Auswege aus dem Schneckenhaus
Wenn es nach Innen geht, muss es auch wieder raus gehen. Sonst verliert man sich in den Weiten seiner Traumwelt. Oder — der andere Effekt, aber genau so unheimlich — es wird zu eng. Das Schneckenhaus des Egos ist nicht so geräumig. Und so ist es kein Wunder, dass die Innerlichkeitswelle in der Popmusik bereits gebrochen ist. Noch vor zwei Jahren konnten wir uns nicht retten vor Konzertterminen von bärtigen jungen Männern, die sich hypersensibel durch ihre überbordenden Gefühlswelten klampften. Hohe Stimmen (gerne im Duett), verschleppter Schlagzeugbeat (wenn überhaupt) und die allersanftesten Bluesharmonien auf der Gitarre (aber bitte keine Soli). Davon existiert auch eine weibliche Variante, allerdings nicht ganz so emotional zudringlich.
Half Moon Run, das Quartett aus Montreal, haben sich 2012 gegründet, also zu dem Zeitpunkt, als die Fleet Foxes — die genreprägende Band der neuen Innerlichkeit — auf dem Zenit ihres Schaffens standen. Es liegt nahe, Half Moon Run zu Epigonen zu erklären, aber ihr Witz besteht darin, mit dem Epigonalen nur zu spielen. Auf ihrem aktuellen Album »Sun Leads Me On« brauchen sie nur drei Tracks, um von einer ländlich anmutenden, sonnig verschlafenen Blues-Nummer zu einem Synthie-Track überzuleiten, der sich alsbald als straighter Indierock entpuppt. Das nächste Stück taucht in die bedrohten Gärten der Simon-Garfunkel-Melancholie ein. Aber auch diese Idylle trügt, wird das Stück doch zu einer Middle-of-the-Road-Nummer aufgeblasen, wie es sich einst nur die Eagles getraut hatten. Half Moon Run zerlegen die Folkherrlichkeit zu Baukastenteilen und rearrangieren sie zu einem kosmopolitischen Sound. Die Souveränität kanadischer Bands im Umgang mit dem drei Jahrzehnte umfassenden Material der Indieszene klingt hier an.

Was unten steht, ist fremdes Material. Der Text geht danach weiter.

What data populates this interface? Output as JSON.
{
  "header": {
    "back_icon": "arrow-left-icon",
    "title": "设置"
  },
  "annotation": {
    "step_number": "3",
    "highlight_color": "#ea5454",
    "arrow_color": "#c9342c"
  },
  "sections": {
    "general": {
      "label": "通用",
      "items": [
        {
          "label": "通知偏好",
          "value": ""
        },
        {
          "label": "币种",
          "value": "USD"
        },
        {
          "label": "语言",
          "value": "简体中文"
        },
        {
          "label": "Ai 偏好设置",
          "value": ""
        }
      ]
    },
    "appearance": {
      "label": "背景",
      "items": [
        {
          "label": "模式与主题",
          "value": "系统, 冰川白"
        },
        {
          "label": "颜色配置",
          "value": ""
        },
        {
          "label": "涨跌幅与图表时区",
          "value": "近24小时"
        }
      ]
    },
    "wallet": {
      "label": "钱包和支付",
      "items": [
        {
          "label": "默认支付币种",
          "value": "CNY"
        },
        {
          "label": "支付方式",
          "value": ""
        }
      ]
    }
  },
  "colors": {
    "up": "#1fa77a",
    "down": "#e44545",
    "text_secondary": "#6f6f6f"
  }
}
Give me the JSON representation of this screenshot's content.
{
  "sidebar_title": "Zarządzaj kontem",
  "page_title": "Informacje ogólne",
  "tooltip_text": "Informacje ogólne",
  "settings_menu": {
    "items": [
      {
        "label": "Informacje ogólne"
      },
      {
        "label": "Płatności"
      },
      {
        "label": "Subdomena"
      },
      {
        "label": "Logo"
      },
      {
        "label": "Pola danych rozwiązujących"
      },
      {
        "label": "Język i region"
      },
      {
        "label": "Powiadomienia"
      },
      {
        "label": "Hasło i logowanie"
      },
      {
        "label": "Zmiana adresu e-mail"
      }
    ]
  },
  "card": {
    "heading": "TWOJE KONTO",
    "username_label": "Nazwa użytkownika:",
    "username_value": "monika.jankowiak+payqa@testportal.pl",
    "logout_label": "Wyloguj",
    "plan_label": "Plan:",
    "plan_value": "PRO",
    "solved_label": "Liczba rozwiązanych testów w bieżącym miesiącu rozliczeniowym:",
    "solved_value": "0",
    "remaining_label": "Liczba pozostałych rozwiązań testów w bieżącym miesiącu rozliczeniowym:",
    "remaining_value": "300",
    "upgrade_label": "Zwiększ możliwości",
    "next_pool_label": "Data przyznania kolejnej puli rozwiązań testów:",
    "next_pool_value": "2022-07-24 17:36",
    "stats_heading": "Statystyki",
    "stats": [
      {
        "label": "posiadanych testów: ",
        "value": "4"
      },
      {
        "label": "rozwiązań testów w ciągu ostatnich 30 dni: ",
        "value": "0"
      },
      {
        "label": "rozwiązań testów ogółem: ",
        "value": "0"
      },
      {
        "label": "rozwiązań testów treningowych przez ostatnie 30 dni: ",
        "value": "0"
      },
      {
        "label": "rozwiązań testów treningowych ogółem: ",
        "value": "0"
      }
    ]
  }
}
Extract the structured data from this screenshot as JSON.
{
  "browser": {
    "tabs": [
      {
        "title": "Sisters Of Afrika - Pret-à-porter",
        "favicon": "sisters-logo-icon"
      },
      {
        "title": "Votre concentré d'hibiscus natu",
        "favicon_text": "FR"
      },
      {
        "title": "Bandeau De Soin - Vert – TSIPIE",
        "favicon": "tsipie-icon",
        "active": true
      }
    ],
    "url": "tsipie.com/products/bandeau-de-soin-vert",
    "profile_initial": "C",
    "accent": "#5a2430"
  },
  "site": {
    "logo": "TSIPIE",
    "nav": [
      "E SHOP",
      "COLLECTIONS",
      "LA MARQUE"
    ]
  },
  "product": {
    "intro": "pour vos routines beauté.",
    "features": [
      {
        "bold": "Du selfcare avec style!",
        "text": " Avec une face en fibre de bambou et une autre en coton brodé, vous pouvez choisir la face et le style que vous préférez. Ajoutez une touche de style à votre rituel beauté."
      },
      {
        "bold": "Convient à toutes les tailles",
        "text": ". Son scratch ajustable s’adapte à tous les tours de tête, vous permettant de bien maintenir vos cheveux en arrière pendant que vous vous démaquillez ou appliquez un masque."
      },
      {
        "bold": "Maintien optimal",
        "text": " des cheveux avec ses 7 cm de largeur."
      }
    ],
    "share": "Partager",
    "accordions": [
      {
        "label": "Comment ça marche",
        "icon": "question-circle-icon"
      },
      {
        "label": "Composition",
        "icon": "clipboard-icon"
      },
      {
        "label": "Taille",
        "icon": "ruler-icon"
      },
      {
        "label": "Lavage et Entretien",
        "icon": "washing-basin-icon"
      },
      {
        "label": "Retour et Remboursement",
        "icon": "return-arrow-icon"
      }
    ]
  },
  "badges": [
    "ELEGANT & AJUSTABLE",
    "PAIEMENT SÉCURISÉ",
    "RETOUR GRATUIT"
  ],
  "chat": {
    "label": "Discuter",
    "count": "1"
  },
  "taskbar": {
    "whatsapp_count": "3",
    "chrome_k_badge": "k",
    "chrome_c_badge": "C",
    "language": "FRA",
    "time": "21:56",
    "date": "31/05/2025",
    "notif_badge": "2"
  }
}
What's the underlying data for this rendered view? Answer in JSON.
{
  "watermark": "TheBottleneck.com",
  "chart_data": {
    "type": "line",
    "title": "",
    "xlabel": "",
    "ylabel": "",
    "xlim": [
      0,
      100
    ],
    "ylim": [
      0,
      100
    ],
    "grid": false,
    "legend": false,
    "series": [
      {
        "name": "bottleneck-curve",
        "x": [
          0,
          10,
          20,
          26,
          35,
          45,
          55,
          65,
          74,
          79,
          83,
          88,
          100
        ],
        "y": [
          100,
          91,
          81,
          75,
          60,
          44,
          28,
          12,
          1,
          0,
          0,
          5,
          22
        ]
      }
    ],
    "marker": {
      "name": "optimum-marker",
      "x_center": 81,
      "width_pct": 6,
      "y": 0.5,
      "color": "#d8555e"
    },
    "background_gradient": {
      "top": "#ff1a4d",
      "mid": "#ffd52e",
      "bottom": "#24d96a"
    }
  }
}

Devon Portielje (Gesan, Gitarre, Percussion), Conner Molander (Gesang, Gitarre, Keyboard), (Gesang, Schlagzeug, Keyboard) und Isaac Symonds (Gesang, Percussion, Keyboard, Gitarre): Man sieht es schon an Besetzung und gleichberechtigter instrumentaler Arbeitsteilung, dass Half Moon Run horizontal arbeiten. Alles findet auf eine Ebene statt. Es soll kein Weg mehr nach Innen bestritten werden, es wird eingesammelt, was in dieser Ecke der Popkultur (weiß, großstädtisch, westlich) für maximale Gefühlswerte steht. Half Moon Run erweisen sich darin als klassische Band des Übergangs: das eine ist vorbei, das andere hat sich noch nicht herausgeschält.
Wie es sich herausschälen kann, zeigen die Kanadier gleich mit: Alle Sounds, Rhythmen, Melodien, Stile müssen präsent sein. Aus der Evolution der ständigen Kombination explodiert vielleicht doch noch mal eine Revolution.